Through these two seemingly minor stories, I attempt to disclose the benefits brought by the virtual classroom in comparison with the traditional in-person class. Perhaps some "social butterflies'" may disagree with my appreciation of the potential of the virtual class in facilitating my class participation. Furthermore, they may urge me to overcome the difficulty and condemn my praise for the non-traditional manner of teaching and studying. I may respond to their commentary by quoting F. Scott Fitzgerald's sentences in The Great Gatsby, "Whenever you feel like criticizing any one, just remember that all the people in this world haven't had the advantages that you've had." Likewise, the "social-philes'" enjoyment could be challenging for those suffering from social phobia. Hence, I seek the resonation of voices from my fellow students, who share the fear of in-person talking and/or face the language barrier in the general audience. Despite the majority of mainstream society's expectation for being back to normal, which may refer to taking in-person classes, I want to argue for the minority preference for preserving an option outside the scope of “normalcy.”

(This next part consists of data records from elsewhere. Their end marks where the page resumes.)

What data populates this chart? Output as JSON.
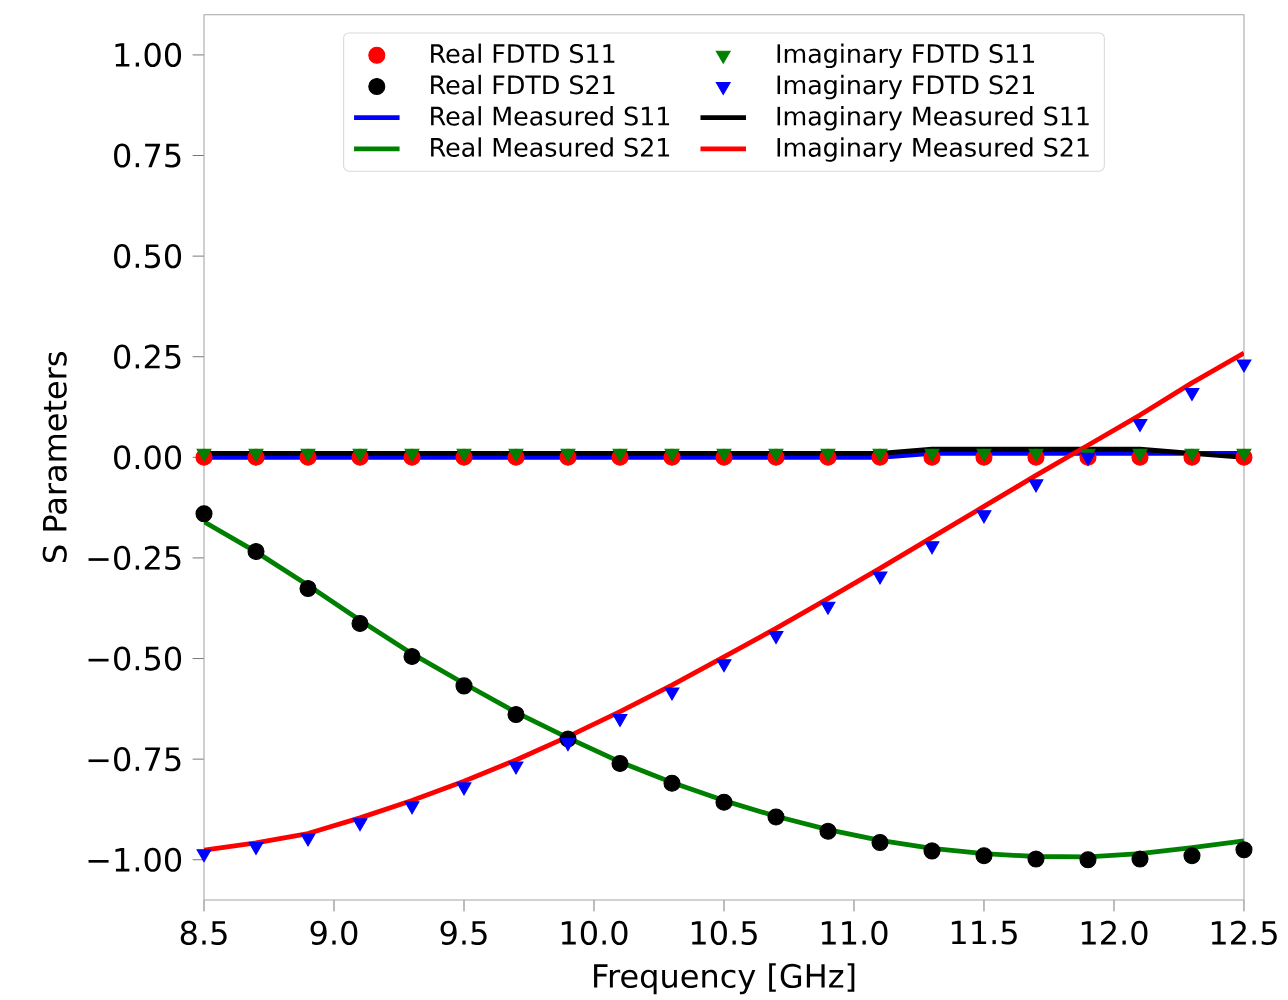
{
  "chart_data": {
    "type": "line",
    "xlabel": "Frequency [GHz]",
    "ylabel": "S Parameters",
    "xlim": [
      8.5,
      12.5
    ],
    "ylim": [
      -1.1,
      1.1
    ],
    "xticks": [
      8.5,
      {
        "value": 9,
        "label": "9.0"
      },
      9.5,
      {
        "value": 10,
        "label": "10.0"
      },
      10.5,
      {
        "value": 11,
        "label": "11.0"
      },
      11.5,
      {
        "value": 12,
        "label": "12.0"
      },
      12.5
    ],
    "yticks": [
      {
        "value": -1,
        "label": "−1.00"
      },
      {
        "value": -0.75,
        "label": "−0.75"
      },
      {
        "value": -0.5,
        "label": "−0.50"
      },
      {
        "value": -0.25,
        "label": "−0.25"
      },
      {
        "value": 0,
        "label": "0.00"
      },
      {
        "value": 0.25,
        "label": "0.25"
      },
      {
        "value": 0.5,
        "label": "0.50"
      },
      {
        "value": 0.75,
        "label": "0.75"
      },
      {
        "value": 1,
        "label": "1.00"
      }
    ],
    "x": [
      8.5,
      8.7,
      8.9,
      9.1,
      9.3,
      9.5,
      9.7,
      9.9,
      10.1,
      10.3,
      10.5,
      10.7,
      10.9,
      11.1,
      11.3,
      11.5,
      11.7,
      11.9,
      12.1,
      12.3,
      12.5
    ],
    "legend": "top",
    "grid": false,
    "series": [
      {
        "name": "Real FDTD S11",
        "type": "scatter",
        "marker": "circle",
        "color": "#ff0000",
        "values": [
          0,
          0,
          0,
          0,
          0,
          0,
          0,
          0,
          0,
          0,
          0,
          0,
          0,
          0,
          0,
          0,
          0,
          0,
          0,
          0,
          0
        ]
      },
      {
        "name": "Imaginary FDTD S11",
        "type": "scatter",
        "marker": "triangle",
        "color": "#008000",
        "values": [
          0.01,
          0.01,
          0.01,
          0.01,
          0.01,
          0.01,
          0.01,
          0.01,
          0.01,
          0.01,
          0.01,
          0.01,
          0.01,
          0.01,
          0.01,
          0.01,
          0.01,
          0.01,
          0.01,
          0.01,
          0.01
        ]
      },
      {
        "name": "Real FDTD S21",
        "type": "scatter",
        "marker": "circle",
        "color": "#000000",
        "values": [
          -0.14,
          -0.234,
          -0.326,
          -0.413,
          -0.495,
          -0.568,
          -0.639,
          -0.7,
          -0.761,
          -0.81,
          -0.857,
          -0.894,
          -0.929,
          -0.957,
          -0.978,
          -0.99,
          -0.998,
          -1.0,
          -0.998,
          -0.99,
          -0.975
        ]
      },
      {
        "name": "Imaginary FDTD S21",
        "type": "scatter",
        "marker": "triangle",
        "color": "#0000ff",
        "values": [
          -0.985,
          -0.967,
          -0.946,
          -0.908,
          -0.866,
          -0.819,
          -0.767,
          -0.709,
          -0.649,
          -0.583,
          -0.513,
          -0.443,
          -0.37,
          -0.295,
          -0.22,
          -0.143,
          -0.066,
          0.0,
          0.084,
          0.161,
          0.232
        ]
      },
      {
        "name": "Real Measured S11",
        "marker": "none",
        "color": "#0000ff",
        "values": [
          0,
          0,
          0,
          0,
          0,
          0,
          0,
          0,
          0,
          0,
          0,
          0,
          0,
          0,
          0.01,
          0.01,
          0.01,
          0.01,
          0.01,
          0.01,
          0.01
        ]
      },
      {
        "name": "Imaginary Measured S11",
        "marker": "none",
        "color": "#000000",
        "values": [
          0.01,
          0.01,
          0.01,
          0.01,
          0.01,
          0.01,
          0.01,
          0.01,
          0.01,
          0.01,
          0.01,
          0.01,
          0.01,
          0.01,
          0.02,
          0.02,
          0.02,
          0.02,
          0.02,
          0.01,
          0
        ]
      },
      {
        "name": "Real Measured S21",
        "marker": "none",
        "color": "#008000",
        "values": [
          -0.16,
          -0.235,
          -0.318,
          -0.405,
          -0.488,
          -0.562,
          -0.634,
          -0.697,
          -0.757,
          -0.808,
          -0.853,
          -0.892,
          -0.925,
          -0.952,
          -0.972,
          -0.985,
          -0.992,
          -0.993,
          -0.985,
          -0.97,
          -0.953
        ]
      },
      {
        "name": "Imaginary Measured S21",
        "marker": "none",
        "color": "#ff0000",
        "values": [
          -0.976,
          -0.958,
          -0.935,
          -0.896,
          -0.853,
          -0.805,
          -0.752,
          -0.694,
          -0.632,
          -0.566,
          -0.496,
          -0.425,
          -0.351,
          -0.276,
          -0.199,
          -0.122,
          -0.045,
          0.03,
          0.105,
          0.185,
          0.259
        ]
      }
    ]
  }
}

Reviewing my personal encounters with in-person and virtual classrooms, I contend that college faculty could take seriously how to teach those Twitter and Tik-Tok natives in a more student-friendly way instead of imposing obsolete values on them. College instructors may consider the potential of hybrid pedagogy in the traditional in-person teaching. As a doctoral student in history, I am working as a teaching assistant at the University at Buffalo. In the current semester, I encourage students to use digital devices in my class. The policy may enable them to answer quiz questions in Kahoot and to take the participation by commenting on Padlet. More experimentally, I try to generate a visual novel to facilitate students to learn Asian myths in an interactive manner! For those students who may feel shy or socially anxious like me, I hope my experiments may join them into the inclusive classroom!